Inside CMS, she says she then rose through a series of roles rather than following a master plan. She started as an analyst on conditions of participation, moved into a special assistant role for the Chief Medical Officer, gained a broad view of the agency, and eventually landed in the Coverage and Analysis Group, where she later became its leader. She also emphasizes the importance of informal mentors who guided her along the way.

The Most Surprising Three Remarks

1. Her direct statement that parallel review essentially “doesn’t work” in practice.

That is striking because parallel review is often discussed as a high-level policy solution, but she reduced it to operational reality: FDA’s device center has thousands of staff, while the Coverage and Analysis Group had about 30 people, with only about 10 writing NCDs.

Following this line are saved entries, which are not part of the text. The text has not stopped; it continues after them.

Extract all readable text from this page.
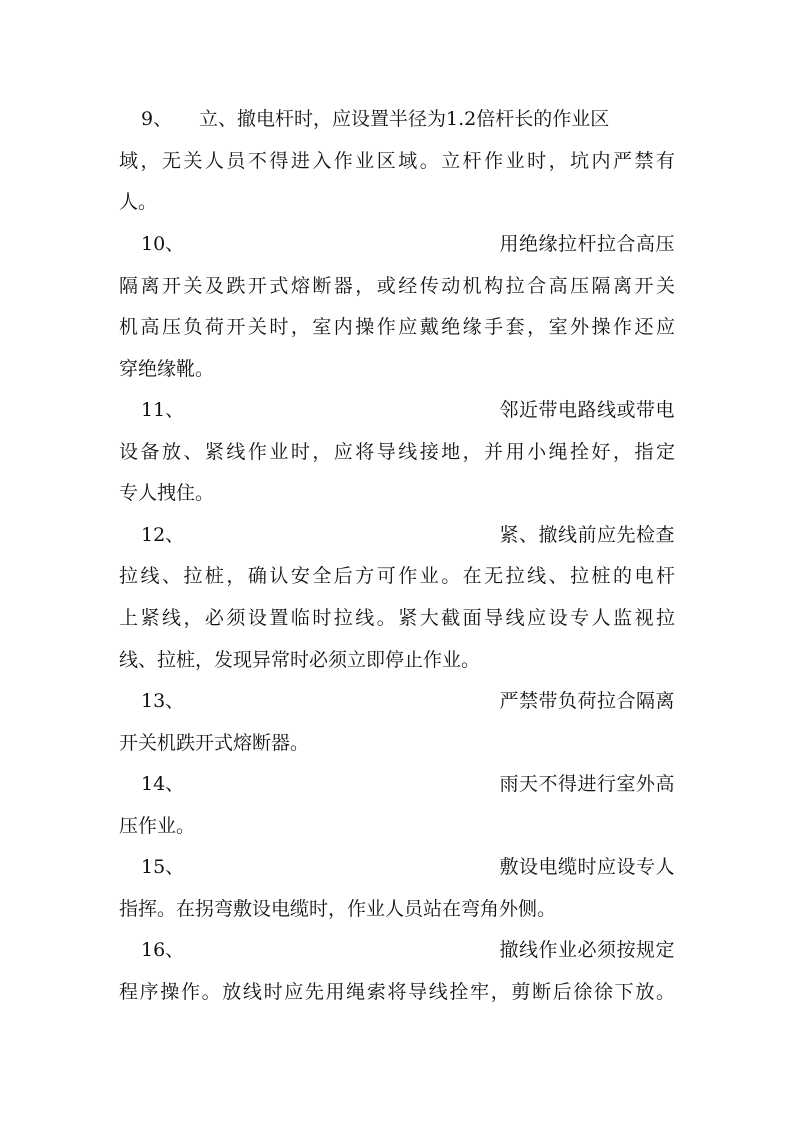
9、 立、撤电杆时，应设置半径为1.2倍杆长的作业区
域，无关人员不得进入作业区域。立杆作业时，坑内严禁有
人。
10、	用绝缘拉杆拉合高压
隔离开关及跌开式熔断器，或经传动机构拉合高压隔离开关
机高压负荷开关时，室内操作应戴绝缘手套，室外操作还应
穿绝缘靴。
11、	邻近带电路线或带电
设备放、紧线作业时，应将导线接地，并用小绳拴好，指定
专人拽住。
12、	紧、撤线前应先检查
拉线、拉桩，确认安全后方可作业。在无拉线、拉桩的电杆
上紧线，必须设置临时拉线。紧大截面导线应设专人监视拉
线、拉桩，发现异常时必须立即停止作业。
13、	严禁带负荷拉合隔离
开关机跌开式熔断器。
14、	雨天不得进行室外高
压作业。
15、	敷设电缆时应设专人
指挥。在拐弯敷设电缆时，作业人员站在弯角外侧。
16、	撤线作业必须按规定
程序操作。放线时应先用绳索将导线拴牢，剪断后徐徐下放。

She said the idea is good, but the timing and staffing mismatch make true parallel review extremely hard to execute.

2. Her unusually candid admission that anti-industry bias at CMS was real — and that she herself probably had some of it.
Former officials almost never say that so plainly. She added that a major source of mistrust was when manufacturers told CMS one thing and FDA another, and she framed honesty as the key condition for productive engagement. That was a notably direct acknowledgment from a former top CMS coverage official.

3. Her remark that the “four years” in the accelerated-coverage style legislation was basically “a random number we made up.”
That is a remarkable thing to say out loud. More broadly, she argued that if government is required to cover a technology for four years, industry must carry a real burden to generate evidence, with consequences if it fails. That cuts against any simplistic “coverage first, evidence later” narrative.

Honorable mention: her blunt line that “the claim system is a yes system.” That is a very revealing description of why CMS is drawn to prepayment integrity tools like Wiser.